Spanning over 15 years, Young Lives’ use of longitudinal research has allowed for an assessment of how poverty affects children’s lives in the 21st century. It has followed 12,000 children in two age groups across four countries (Ethiopia, Peru, India and Vietnam). The programme was commissioned by DFID in 2001 to complement the UK’s commitment to the Millennium Development Goals (MDGs) and was implemented in four different phases.
The focus of the evaluation was to assess how Young Lives has contributed to influencing policies, shaping debates and building capacity to use longitudinal data, focusing on the fourth and most recent phase of the programme. Evaluating what research achieves is always challenging given the diverse pathways for outcomes and related impact. Therefore, longitudinal research lasting an extended period presents unique and real methodological challenges.

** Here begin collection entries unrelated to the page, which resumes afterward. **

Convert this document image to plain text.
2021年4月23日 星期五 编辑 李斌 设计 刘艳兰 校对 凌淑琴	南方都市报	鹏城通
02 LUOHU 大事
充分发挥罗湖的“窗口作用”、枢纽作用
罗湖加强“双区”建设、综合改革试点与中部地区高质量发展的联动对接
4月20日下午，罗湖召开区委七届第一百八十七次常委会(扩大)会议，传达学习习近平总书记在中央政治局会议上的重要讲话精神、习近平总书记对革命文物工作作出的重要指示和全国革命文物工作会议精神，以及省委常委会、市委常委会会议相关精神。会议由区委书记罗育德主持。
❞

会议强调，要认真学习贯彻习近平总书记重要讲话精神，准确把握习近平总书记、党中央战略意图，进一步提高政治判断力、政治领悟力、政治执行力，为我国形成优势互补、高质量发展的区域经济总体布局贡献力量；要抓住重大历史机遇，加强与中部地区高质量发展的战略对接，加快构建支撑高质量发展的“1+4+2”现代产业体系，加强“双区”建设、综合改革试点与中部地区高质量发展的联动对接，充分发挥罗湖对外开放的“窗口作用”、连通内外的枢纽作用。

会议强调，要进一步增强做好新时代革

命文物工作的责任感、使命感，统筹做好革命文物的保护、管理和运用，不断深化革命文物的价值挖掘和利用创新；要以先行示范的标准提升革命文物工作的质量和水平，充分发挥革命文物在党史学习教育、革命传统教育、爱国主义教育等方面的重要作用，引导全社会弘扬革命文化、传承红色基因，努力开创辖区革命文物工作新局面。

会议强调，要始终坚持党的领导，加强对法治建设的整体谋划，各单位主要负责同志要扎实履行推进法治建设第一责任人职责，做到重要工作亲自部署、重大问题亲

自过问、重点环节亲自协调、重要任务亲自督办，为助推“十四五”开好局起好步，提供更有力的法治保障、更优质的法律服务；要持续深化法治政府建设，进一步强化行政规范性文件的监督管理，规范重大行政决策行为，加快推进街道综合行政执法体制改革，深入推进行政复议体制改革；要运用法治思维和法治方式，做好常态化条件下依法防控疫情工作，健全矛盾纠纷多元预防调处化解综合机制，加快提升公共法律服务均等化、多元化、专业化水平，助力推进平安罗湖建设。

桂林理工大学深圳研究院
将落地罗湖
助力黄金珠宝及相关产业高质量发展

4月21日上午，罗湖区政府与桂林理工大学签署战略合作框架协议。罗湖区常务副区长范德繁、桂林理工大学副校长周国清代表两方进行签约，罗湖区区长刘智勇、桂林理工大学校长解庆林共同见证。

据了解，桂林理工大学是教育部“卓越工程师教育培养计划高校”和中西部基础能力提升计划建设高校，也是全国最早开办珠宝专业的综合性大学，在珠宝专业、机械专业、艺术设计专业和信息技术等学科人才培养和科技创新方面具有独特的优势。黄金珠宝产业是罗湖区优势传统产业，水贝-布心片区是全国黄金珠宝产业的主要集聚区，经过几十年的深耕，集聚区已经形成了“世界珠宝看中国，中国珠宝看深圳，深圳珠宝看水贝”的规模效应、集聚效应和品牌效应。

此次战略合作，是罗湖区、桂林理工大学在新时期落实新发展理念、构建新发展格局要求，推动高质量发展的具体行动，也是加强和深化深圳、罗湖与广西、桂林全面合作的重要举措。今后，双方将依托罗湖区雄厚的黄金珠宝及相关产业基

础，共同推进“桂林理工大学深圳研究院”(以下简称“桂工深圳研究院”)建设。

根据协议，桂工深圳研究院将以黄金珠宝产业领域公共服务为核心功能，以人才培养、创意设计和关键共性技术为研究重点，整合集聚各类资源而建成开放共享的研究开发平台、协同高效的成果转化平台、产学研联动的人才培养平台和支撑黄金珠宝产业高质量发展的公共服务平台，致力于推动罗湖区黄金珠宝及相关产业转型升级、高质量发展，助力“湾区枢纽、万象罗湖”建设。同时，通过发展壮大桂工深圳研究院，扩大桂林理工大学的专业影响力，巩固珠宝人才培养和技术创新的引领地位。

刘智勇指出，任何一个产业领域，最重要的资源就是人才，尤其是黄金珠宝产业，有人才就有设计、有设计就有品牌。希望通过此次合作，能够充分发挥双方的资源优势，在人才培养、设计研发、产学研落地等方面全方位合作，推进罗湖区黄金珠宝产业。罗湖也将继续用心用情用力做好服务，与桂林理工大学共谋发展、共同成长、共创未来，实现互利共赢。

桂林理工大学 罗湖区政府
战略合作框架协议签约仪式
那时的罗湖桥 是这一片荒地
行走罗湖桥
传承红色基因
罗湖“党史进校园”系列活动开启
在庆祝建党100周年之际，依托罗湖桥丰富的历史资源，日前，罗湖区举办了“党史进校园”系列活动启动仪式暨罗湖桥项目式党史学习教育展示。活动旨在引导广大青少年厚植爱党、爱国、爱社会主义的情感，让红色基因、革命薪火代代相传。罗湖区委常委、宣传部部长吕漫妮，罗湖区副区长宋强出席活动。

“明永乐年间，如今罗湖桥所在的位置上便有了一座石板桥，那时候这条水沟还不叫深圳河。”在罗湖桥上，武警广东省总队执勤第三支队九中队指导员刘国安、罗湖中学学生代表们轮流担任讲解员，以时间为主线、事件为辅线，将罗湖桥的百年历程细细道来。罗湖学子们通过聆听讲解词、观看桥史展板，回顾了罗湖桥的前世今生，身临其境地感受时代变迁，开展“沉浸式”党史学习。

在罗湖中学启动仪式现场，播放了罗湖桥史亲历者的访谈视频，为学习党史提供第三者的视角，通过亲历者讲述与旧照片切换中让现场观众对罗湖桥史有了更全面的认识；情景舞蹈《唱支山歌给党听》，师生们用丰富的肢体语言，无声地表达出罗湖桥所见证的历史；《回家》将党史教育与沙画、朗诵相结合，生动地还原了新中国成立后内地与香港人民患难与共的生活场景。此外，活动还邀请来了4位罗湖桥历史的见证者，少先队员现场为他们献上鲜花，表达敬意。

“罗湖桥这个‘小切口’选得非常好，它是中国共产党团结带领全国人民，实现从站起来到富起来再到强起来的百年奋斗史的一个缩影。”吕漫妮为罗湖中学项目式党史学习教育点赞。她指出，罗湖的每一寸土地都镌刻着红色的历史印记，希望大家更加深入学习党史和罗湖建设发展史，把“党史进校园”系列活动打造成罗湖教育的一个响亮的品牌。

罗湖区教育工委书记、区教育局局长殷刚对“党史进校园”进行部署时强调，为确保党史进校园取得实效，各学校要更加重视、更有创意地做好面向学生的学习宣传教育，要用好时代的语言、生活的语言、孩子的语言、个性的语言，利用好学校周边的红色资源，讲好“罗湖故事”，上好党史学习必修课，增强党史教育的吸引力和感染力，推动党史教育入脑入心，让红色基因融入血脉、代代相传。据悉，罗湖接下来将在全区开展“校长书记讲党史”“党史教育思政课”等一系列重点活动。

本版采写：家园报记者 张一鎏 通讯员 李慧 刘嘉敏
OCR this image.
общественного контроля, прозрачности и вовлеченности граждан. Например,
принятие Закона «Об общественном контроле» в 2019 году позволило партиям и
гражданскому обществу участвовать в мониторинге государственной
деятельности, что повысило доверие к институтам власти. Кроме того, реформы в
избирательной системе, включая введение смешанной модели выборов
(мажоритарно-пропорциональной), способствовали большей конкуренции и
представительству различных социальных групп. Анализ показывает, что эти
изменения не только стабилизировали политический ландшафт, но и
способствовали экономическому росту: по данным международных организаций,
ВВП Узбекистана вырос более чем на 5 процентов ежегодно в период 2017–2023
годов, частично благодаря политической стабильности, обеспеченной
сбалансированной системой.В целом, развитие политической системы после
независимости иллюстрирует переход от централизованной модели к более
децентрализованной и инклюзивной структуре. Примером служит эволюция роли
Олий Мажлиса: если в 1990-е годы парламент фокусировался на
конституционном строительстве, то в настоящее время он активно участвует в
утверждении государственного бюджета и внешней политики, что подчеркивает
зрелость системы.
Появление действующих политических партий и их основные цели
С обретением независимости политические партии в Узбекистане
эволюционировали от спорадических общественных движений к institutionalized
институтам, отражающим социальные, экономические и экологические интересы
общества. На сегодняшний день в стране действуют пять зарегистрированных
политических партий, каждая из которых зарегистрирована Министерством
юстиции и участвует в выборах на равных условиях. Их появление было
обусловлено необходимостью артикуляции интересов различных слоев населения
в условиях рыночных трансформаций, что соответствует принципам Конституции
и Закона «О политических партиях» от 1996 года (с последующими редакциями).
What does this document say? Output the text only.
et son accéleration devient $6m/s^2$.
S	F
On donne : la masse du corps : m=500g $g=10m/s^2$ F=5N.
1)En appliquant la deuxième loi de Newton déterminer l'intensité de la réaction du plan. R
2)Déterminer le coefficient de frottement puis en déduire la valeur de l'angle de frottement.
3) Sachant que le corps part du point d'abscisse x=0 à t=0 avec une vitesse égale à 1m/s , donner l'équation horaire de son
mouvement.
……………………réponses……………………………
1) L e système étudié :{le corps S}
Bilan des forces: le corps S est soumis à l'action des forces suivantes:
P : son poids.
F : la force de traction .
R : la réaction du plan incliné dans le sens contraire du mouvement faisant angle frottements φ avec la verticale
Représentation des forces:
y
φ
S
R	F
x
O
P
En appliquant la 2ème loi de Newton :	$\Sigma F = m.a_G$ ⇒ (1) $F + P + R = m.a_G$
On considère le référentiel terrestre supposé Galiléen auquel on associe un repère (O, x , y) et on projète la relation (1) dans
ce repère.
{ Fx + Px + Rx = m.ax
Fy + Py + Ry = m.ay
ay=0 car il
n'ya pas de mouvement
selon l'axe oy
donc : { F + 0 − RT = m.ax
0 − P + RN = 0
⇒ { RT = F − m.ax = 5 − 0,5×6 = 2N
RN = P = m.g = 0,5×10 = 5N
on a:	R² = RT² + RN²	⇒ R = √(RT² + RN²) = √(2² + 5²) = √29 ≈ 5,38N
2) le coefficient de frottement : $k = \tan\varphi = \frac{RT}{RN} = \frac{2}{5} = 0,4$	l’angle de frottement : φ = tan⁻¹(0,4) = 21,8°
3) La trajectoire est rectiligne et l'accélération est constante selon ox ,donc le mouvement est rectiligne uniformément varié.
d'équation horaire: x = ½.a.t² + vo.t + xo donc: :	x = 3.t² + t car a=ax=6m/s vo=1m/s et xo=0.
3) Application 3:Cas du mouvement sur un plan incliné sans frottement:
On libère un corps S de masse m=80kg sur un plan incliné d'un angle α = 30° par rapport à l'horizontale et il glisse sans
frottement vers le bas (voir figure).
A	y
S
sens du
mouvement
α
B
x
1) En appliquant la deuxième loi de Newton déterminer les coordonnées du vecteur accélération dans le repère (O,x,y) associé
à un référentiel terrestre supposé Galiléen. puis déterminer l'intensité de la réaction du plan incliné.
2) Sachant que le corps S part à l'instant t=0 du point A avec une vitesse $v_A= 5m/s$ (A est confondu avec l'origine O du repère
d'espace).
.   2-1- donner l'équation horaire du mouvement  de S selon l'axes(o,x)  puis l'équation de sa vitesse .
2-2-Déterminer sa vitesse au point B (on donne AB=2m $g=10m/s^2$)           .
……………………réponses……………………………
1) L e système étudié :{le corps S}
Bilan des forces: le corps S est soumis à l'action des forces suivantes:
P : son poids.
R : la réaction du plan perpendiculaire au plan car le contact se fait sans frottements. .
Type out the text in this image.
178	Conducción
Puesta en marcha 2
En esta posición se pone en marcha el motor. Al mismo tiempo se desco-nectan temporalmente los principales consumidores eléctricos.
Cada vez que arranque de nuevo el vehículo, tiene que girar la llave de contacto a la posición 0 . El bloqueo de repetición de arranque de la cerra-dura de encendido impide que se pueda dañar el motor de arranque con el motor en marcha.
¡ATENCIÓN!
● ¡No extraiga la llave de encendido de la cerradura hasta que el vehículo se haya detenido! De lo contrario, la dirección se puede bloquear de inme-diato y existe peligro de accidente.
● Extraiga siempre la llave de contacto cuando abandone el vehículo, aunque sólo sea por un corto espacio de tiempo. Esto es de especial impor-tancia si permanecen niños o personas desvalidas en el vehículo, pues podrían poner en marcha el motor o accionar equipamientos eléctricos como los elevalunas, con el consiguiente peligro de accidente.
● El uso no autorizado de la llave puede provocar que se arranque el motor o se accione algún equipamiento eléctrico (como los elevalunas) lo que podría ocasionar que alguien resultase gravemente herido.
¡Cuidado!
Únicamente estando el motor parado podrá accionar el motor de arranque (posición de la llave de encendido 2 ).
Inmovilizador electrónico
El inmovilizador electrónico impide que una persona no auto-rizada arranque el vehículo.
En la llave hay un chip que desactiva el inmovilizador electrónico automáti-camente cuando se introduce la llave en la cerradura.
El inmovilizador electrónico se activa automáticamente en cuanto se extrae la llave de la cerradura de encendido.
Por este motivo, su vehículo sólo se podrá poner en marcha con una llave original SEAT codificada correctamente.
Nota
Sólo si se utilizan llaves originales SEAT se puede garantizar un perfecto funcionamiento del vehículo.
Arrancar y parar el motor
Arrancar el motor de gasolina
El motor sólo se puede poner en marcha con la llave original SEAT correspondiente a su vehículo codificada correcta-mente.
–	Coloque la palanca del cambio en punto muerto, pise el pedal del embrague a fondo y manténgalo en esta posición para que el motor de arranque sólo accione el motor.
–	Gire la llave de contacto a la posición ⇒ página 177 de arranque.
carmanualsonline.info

The evaluation found that the programme has succeeded in staying relevant to stakeholders by adapting its thematic focus. The evolution of the programme has responded to changing government priorities, as well to the cohorts growing older and the focus of the research needing to change. Moreover, there is significant evidence of Young Lives having an impact in shaping debates on childhood poverty, nutrition and education. At the international level, Young Lives played a significant role in establishing the Leave No One Behind agenda and contributing to the framing of the SDGs by their continuous focus on inequality and the consequences of childhood poverty.
There are also concrete examples of how Young Lives has influenced childhood policies in the study countries and internationally. We found that a key contributing factor in ensuring that Young Lives’ research stayed relevant and influenced relevant policies were the partnerships built by the programme. For example, in influencing policies to prevent violence against children, Young Lives worked closely with UNCIEF in Peru to advocate for a law banning violent and humiliating punishment of children.
The Department of International Development (DFID) has awarded £9.4 million in new funding to continue the longitudinal study into children and youth around the world. This major new funding, up to March 2024, will enable Young Lives to continue their research investigating young peoples’ transitions into adulthood, with a significant focus on access to the labour market.